After defining robbery of the first and second degrees and dangerous or deadly weapons, the court instructed the jury that: ‘A pistol or a revolver is a deadly weapon as a matter of law,’ and ‘the evidence in this case is such that, as a matter of law, it presents no question as to the degree of the crime charged, and I instruct you that you must find the defendant either Not Guilty of the offense charged against him or Guilty of robbery in the first degree.’ These instructions were not requested by defendant. In fact, he did not offer any instructions.
Henson testified that the defendant had a gun in his right hand, stepped up behind Henson, put the gun in the latter's ribs and told him to lie down on the floor. Defendant then held the lid of the cash box open with the gun. Asked what made him let the defendant take the cash out of the cash box, Henson replied, ‘I was afraid.’ Henson, obviously, was talking about a dangerous weapon, not a toy pistol. Although defendant's counsel cross-examined Henson quite extensively, he asked no questions about the gun, and his own evidence was addressed to the question of identity, he claiming that he was not the robber, that he was elsewhere upon that occasion.
During the trial, as we read the record, defendant made no issue concerning the gun, raised no doubt that the robber, whoever he was, carried a gun and that the gun he carried was a dangerous and deadly weapon. Under these circumstances there is no sound basis for taking exception to the instructions now under discussion. This is like the situation which obtained in People v. Israel, 91 Cal.App.2d 773, 783, 206 P.2d 62, 68, concerning which the court in that case said: ‘Under the evidence in this case, the defendants were either quilty of robbery in the first degree or not guilty of that offense, and no error appears.’ Also, under the circumstances, the objection comes too late when for the first time made upon appeal.
(5) A statement that ‘defendant was armed with a deadly weapon at the time of his commission of the offense, or a concealed deadly weapon at the time of his arrest within the meaning of Penal Code Section 3024,’ was erroneously included in the judgment.
Such a provision, if properly included and legally operative, would have the effect of increasing the minimum term of sentence from five years, Penal Code, § 213 and subd. (c) of § 3024, to ten years, Penal Code, § 3024, sub. (b).

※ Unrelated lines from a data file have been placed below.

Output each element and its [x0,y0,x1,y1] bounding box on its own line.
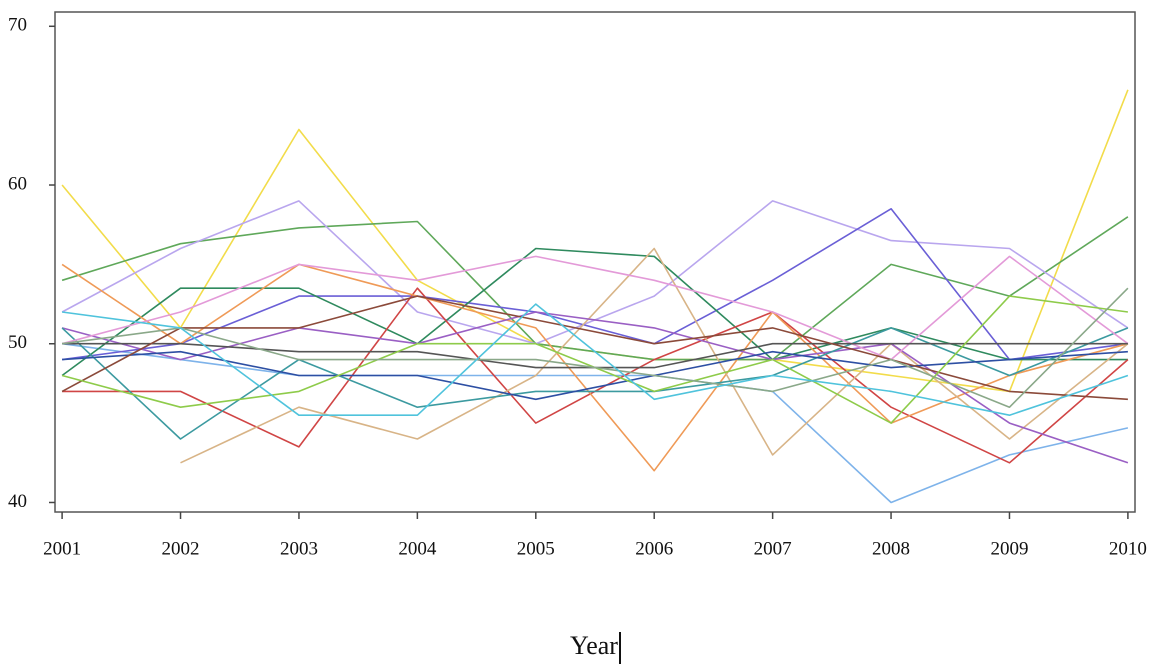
series-line [61,342,1129,504]
series-line [61,303,1129,416]
x-tick-label: 2007 [754,538,792,559]
x-tick-label: 2008 [872,538,910,559]
x-tick-label: 2009 [990,538,1028,559]
series-line [61,295,1128,401]
x-tick-label: 2003 [280,538,318,559]
x-tick-label: 2005 [517,538,555,559]
series-line [61,287,1129,408]
plot-frame [54,11,1136,513]
series-line [61,255,1129,361]
y-tick-label: 60 [8,173,27,194]
x-tick-label: 2006 [635,538,673,559]
x-axis-label: Year [570,631,618,660]
y-tick-label: 50 [8,332,27,353]
series-line [62,350,1128,401]
y-tick-label: 40 [8,491,27,512]
x-tick-label: 2002 [162,538,200,559]
series-line [61,200,1129,345]
x-tick-label: 2010 [1109,538,1147,559]
series-line [61,327,1129,440]
series-line [61,208,1129,361]
series-line [61,263,1129,472]
y-tick-label: 70 [8,15,27,36]
series-line [62,342,1128,369]
x-tick-label: 2001 [43,538,81,559]
x-tick-label: 2004 [398,538,437,559]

It was not proper to include such a provision in the judgment herein because whenever a defendant is armed with a firearm or other weapon under such circumstances as to bring the defendant within the operation of section 3024, relating to certain minimum penalties, ‘the fact that the defendant was so armed shall be charged in the accusatory pleading’ and the ‘nature of the weapon must be set forth’. Penal Code, § 969c. This requirement is emphasized by section 3024 which declares in subdivision (e) that ‘Such minimum penalties shall apply only when such possession of a deadly weapon or previous conviction of a felony as above specified has been charged and admitted or found to be true in the manner provided by law * * *.’
The information herein made no such charge, mentioned no weapon, was wholly silent upon this subject.
Accordingly, the judgment should be corrected by deleting the recital under discussion. People v. Lesterjette, 40 Cal.App.2d 327, 104 P.2d 844.
The judgment is modified by deleting therefrom the words: ‘Defendant was armed with a deadly weapon at the time of his commission of the offense, or a concealed deadly weapon at the time of his arrest within the meaning of Penal Code Section 3024.’ As thus corrected, the judgment is affirmed. The order denying a new trial is affirmed.
1. The parties have stipulated that the record in the mandamus proceeding may be considered by this court upon this appeal. That record includes no verified answer to the petition and no counter affidavit. The state has declined the opportunity to present counter affidavits in the instant proceeding.
FRED B. WOOD, Justice.
PETERS, P. J., and BRAY, J., concur.